Democracy on the Front Lines
City Administrator’s Blog
March 24, 2006
In Tuesday’s blog on the School Land Dedication Fees, I outlined how the City Council needs to answer three questions before it can vote on the proposed ordinance: (1) Is the fee justified?; (2) If so, how should the fee be calculated?; and (3) Under what conditions should the fee be approved? Although last night’s Community Development Committee meeting was not as productive as we had hoped, we did manage to answer one of those questions.
The fate of the meeting was sealed before the meeting began. Yesterday afternoon, we learned that the superintendents from OTHS, Central, and District 90 could not attend the meeting and the author of the demographic study could not be there either. I’m sure they all had very good reasons to be absent, but it meant that the conversation would be basically one-sided.
The home builders expressed their objections and questions to the schools’ studies, but there was no one there to answer the questions. Shiloh Superintendent Jennifer Filyaw did her best to address their concerns, but the questions were beyond her expertise. She needed the schools’ attorney and demographic consultant there.
As a result, most folks in attendance were disappointed and frustrated by the lack of progress. Committee Chairman Jerry Mouser stated he was hoping for an interactive dialogue between the schools and home builders, but that was impossible.
There was one point of consensus, however. The schools conceded they were comfortable with calculating the fee the same as the Park Land Dedication. Therefore, the value of land per acre will be around $59,000 instead of $142,500.
Why the disparity? The difference in land value stems from basic assumptions on how school land is acquired. The schools proposed a value per acre of $142,500 and here's why -- they calculated the value as the cost of a developed residential lot that has been platted, graded, and installed with the necessary infrastructure (water, sewer, stormwater, roads). If the schools wanted to buy land for a school in a subdivision that is already developed to this point, it would cost $142,500 per acre because they would be buying individual lots already developed for residential houses. This is the way other school land dedication ordinances have been structured, so it is not unreasonable for them to propose this formula.
However, this is not the way land is typically acquired for schools (or for parks or other public buildings).
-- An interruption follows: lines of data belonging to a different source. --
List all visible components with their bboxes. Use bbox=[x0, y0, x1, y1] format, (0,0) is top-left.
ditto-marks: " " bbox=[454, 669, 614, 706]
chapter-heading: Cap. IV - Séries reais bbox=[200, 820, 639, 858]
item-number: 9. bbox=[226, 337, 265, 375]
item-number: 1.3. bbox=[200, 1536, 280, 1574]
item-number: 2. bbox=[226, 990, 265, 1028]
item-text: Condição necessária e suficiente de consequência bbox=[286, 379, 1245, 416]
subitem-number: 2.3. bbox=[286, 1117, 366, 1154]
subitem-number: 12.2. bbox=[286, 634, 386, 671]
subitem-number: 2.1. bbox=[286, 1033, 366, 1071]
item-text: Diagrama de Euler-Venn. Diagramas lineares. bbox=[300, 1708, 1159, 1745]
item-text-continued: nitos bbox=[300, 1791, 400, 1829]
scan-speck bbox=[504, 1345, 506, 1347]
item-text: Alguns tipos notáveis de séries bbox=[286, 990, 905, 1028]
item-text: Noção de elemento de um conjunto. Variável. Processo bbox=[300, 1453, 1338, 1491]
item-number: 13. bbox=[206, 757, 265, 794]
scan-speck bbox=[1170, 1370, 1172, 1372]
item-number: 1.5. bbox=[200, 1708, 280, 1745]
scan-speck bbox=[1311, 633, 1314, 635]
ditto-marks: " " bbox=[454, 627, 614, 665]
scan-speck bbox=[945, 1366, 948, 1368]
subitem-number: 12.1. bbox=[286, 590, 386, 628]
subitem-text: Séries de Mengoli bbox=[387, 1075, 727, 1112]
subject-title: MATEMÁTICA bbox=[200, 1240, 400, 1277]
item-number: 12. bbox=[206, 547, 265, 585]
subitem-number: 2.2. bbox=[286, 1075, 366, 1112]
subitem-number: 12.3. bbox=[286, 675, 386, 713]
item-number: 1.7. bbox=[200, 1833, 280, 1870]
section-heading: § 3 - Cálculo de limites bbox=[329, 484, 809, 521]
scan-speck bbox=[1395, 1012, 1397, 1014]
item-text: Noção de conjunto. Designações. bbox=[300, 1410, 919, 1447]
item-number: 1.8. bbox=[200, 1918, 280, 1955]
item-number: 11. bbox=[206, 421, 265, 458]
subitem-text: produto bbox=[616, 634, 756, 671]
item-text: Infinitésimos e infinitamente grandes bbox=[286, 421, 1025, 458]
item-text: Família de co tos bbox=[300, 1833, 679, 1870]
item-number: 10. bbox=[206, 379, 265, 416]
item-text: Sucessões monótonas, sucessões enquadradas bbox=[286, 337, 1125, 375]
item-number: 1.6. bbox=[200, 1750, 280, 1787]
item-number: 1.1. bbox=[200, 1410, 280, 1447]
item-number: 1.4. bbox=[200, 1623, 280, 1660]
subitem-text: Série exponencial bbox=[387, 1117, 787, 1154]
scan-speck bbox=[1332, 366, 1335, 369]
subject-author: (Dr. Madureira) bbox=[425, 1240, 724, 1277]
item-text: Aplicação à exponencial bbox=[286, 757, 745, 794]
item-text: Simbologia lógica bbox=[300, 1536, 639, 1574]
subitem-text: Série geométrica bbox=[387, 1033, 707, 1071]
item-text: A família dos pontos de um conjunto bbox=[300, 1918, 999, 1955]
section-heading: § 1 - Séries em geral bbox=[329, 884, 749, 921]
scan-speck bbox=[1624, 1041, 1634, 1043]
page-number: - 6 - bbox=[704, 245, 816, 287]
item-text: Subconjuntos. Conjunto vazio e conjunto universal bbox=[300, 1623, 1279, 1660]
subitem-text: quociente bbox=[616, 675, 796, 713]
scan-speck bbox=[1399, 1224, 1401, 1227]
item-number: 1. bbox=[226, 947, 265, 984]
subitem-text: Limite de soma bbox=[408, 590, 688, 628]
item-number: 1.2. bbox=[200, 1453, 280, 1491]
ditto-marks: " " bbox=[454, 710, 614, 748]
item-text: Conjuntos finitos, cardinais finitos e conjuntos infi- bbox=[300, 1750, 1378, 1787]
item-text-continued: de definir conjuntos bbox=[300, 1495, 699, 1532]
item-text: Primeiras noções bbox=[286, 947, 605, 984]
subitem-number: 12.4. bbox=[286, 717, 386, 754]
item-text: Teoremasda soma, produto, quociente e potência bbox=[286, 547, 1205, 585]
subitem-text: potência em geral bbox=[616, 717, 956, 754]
Schools usually look for raw land to purchase and they pay to have infrastructure extended to the land (as was done locally for Fulton Jr. High School, Moye School, the new OTHS site and the Central School Middle School site). In this model, all you need to know is the value of raw land (approx. $30,000/acre) and the cost to extend infrastructure to the site (approx. $29,000/acre). Thus, the value per acre is $59,000. This how we calculate the Park Land Dedication Fee, and it has been accepted both by our land use attorneys and by the home builders.
While there is a large disparity in land value, this probably will not have much effect on the actual fee assessed because the schools' proposal includes a multiplier. They proposed that only 38.5% of the maximum impact fee be assessed, which equates to about $3,500 per home depending on the number of bedrooms. If you assess the City's $59,000/acre at 100%, you get to about $3,000 to $3,500 per home. While we get to the same result, it is significant for consistency and defensibility in our subdivision ordinance.
There are still two questions to be answered, and the focus is squarely on #1 – Is a fee justified? The home builders don’t think so, so the schools will have to do some work to demonstrate the need. The Committee has tentatively scheduled another special meeting on Thursday, April 6, at 6:30 p.m. to do this again. Hopefully, all of the interested parties will be there and we will make some progress.